What will it be like at some of those tables when, as science writer Ed Yong notes, the infections caused around the Thanksgiving spread turn into hospitalizations and deaths at Christmas? What will it be like this time next year, with so many seats sitting empty, not because of social distancing but because they'll never be filled again?

For the people who have been taking this pandemic seriously, the rising numbers feel like a flashback to scarier times. I can feel my stomach clench as I think about not knowing when will be the last time that I get to walk out of this apartment before the infection rate is too high again to risk it anymore. Our cruel reward for avoiding our own demise is loneliness and isolation.

In a bid to find some guidance about how to cope with the mental strain of the coming winter months, I reached out to the Minnesota Historical Society. My logic was that surely the prairie farmers of the 19th century would have some useful secrets to share to make it through a solitary winter. I wanted to learn: How did they manage to get through the winters when blizzards could cause 10- to 20-foot snowdrifts without totally losing it?

"The short answer to that is that they didn't always," Bill Convery, the director of research with the MNHS, told me in a phone call. He quickly added that even in the coldest snaps, though, the isolation wasn't total — horses could be hooked up to sleds to visit neighbors. Multigenerational families often lived together still, helping one another pass the time and stave off loneliness. Unfortunately, that may not be much help for millennials living alone or even as couples in a time when trips to visit friends could prove deadly.

It's like New York Magazine writer Sarah Jones said in a recent essay about her grandfather's death from complications of Covid-19. The vast majority of lives lost in the last eight months are from a "sacrificial category of person," as she put it, who have been designated to lay down their lives for the idea of a strong economy and the free market:

"What distinguishes a sacrifice from a regular death? Not ceremony, which is present in all funerals. The difference is intent. Sacrifice is deliberate: Someone makes an offering in return for a boon, such as a good harvest, a healthy baby, power, love. Sometimes the offering is only prayer or a voice raised in worship. Other times, it costs the supplicant a bit more. But the effort is supposed to be worth it. The idea is that if we appease the gods, or the invisible hand of the free market, we'll prosper."

I'm not exactly hopeful about what the universe will offer in kind for the sacrifices we've laid down before it. Its cold indifference matches what we've seen from our leaders and too many of our peers. It's going to be a long winter, one when the night is dark and full of terrors.

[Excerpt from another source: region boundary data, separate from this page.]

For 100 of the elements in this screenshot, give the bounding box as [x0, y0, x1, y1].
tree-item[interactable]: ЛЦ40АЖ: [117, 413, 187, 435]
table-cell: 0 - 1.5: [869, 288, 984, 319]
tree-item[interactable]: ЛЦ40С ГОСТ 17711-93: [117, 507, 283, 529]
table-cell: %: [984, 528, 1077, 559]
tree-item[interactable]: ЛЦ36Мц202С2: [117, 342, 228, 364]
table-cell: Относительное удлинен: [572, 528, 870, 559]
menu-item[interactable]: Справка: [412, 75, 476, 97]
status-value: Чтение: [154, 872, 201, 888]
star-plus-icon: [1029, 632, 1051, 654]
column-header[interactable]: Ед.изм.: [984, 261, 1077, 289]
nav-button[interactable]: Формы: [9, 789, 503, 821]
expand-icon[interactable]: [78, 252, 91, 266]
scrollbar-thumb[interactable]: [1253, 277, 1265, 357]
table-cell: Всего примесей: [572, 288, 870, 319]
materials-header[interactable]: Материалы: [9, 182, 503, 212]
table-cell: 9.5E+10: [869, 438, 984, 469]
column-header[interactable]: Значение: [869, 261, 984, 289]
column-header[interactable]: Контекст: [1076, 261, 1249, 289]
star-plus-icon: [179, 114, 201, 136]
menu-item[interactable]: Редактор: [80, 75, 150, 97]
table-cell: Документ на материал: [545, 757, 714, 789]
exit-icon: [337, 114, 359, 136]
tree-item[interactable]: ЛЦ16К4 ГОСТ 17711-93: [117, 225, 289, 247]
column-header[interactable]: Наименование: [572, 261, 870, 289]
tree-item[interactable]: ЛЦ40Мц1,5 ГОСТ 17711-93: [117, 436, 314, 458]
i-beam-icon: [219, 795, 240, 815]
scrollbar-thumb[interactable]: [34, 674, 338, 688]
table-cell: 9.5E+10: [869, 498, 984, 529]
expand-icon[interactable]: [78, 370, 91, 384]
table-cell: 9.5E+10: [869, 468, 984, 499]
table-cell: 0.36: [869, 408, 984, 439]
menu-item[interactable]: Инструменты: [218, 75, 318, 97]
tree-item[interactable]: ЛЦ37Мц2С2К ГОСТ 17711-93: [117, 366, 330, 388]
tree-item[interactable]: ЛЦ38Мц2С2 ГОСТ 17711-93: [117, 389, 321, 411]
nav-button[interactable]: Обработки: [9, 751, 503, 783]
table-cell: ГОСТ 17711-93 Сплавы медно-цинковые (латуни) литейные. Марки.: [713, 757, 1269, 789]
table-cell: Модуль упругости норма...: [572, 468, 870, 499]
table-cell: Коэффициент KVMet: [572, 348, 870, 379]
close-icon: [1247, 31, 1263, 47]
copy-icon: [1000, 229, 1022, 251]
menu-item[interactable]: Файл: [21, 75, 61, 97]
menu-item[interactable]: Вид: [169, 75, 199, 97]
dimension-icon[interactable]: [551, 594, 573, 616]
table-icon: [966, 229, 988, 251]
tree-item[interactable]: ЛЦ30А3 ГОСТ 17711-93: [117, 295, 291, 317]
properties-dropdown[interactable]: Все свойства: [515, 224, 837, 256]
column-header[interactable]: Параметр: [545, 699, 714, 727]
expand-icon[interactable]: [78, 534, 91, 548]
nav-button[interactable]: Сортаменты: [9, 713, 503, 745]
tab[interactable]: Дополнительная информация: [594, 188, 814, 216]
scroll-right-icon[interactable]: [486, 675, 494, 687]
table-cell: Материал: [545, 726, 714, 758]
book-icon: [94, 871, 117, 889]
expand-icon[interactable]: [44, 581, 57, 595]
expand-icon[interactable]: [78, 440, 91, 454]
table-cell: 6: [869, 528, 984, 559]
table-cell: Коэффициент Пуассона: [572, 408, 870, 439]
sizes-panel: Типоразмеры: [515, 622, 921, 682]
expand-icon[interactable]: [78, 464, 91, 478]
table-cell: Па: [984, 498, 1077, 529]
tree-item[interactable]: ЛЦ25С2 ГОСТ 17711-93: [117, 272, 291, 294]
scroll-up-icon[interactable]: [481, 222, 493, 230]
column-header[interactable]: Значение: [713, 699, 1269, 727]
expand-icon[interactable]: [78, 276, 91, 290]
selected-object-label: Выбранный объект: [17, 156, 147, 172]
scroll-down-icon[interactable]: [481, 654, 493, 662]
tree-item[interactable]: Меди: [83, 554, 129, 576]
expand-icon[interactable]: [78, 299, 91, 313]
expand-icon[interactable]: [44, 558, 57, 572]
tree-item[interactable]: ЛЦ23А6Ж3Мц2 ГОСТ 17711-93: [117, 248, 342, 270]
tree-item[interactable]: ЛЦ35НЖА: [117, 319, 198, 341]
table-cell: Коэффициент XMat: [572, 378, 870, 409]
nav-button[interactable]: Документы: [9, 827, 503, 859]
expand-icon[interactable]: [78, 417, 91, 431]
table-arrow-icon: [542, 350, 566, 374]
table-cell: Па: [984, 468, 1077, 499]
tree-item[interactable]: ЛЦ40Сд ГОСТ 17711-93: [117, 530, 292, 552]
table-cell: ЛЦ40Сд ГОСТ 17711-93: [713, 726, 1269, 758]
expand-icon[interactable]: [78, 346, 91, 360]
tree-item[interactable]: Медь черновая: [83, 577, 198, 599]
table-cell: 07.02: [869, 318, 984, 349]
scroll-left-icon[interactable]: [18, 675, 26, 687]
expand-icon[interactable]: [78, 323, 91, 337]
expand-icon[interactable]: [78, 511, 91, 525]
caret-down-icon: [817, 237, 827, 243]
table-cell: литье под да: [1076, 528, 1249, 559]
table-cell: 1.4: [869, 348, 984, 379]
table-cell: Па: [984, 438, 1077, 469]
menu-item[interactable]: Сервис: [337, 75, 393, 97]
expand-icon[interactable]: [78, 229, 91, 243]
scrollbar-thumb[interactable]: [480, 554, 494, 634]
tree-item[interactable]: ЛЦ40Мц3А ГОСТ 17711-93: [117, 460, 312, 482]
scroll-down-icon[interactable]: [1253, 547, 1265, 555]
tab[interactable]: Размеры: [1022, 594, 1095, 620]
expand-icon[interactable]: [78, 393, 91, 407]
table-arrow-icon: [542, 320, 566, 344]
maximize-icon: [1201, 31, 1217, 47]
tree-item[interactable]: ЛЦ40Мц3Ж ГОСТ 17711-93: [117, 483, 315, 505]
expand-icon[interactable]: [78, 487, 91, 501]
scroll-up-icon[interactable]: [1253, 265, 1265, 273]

But I will say that my talk with Convery, the researcher with the Minnesota Historical Society, unexpectedly left me feeling a bit better than I had before. The call reminded me that we may be alone in our homes, but we can — and absolutely should — still reach out to and connect with the members of our communities, even if the digital is no substitute for the physical. In the harshest of years, Convery told me, neighbors would still be helping one another because "you can't do farming alone — it only works through the strength of communities."

"Even in a time when maybe your house was isolated, you were still trying to stay connected to, as best as you could, your community," Convery said. "Because that myth of individualism is in many ways a myth. We can't make it out there on our own, without the help of others."